My broad reading is that faced with the very tight mathematical constraints laid down in the legislation the commissioners have come out with proposals that are far more radical than most people envisaged. Just 77 of the 533 English constituencies remain intact including those of Ed Miliband and David Cameron.
The rest see changes, some of them huge, with the proposed new seat map having little regard for local council or county boundaries. The commissioners have been charged with producing seats with electorates of 76,641 and have only been allowed to have a variation of 5% either way.

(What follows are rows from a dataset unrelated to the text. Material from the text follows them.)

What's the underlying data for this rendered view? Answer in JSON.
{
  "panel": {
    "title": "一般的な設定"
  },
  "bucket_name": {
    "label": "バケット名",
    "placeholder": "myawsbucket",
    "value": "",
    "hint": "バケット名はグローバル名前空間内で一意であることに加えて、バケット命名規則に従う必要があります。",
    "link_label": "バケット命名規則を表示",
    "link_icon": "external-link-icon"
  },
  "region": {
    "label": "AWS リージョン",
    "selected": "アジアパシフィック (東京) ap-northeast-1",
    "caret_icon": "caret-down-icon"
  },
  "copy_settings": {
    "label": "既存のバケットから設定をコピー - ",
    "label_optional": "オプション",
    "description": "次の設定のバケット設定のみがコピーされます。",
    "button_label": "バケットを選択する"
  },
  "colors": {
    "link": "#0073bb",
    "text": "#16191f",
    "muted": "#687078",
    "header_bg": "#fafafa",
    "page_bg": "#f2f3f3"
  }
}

The big challenge is that we don’t know whether this is going to happen. For we’ll go through the various fast-track processes and in October 2013 the detailed plans will be put to MPs for their approval and they have the power to reject.
Because there must be a pretty high chance that this won’t get through the next election, presumably, could be fought on the 2010 boundaries.
It’s that uncertainty that’s going to be very hard for the parties to handle. Do they go through all the internal processes of preparing for the new boundaries when it might not happen?
PaddyPower is laying bets at 6/4 that the changes won’t happen. I think it’s only a 50-50 chance.
I can see Labour being unanimous in its opposition, quite of few Tory MPs voting against and a fairly big contingent of Lib Dems joining them.
We’ll get a better sense of the mood amongst the yellows at their party conference which starts this weekend.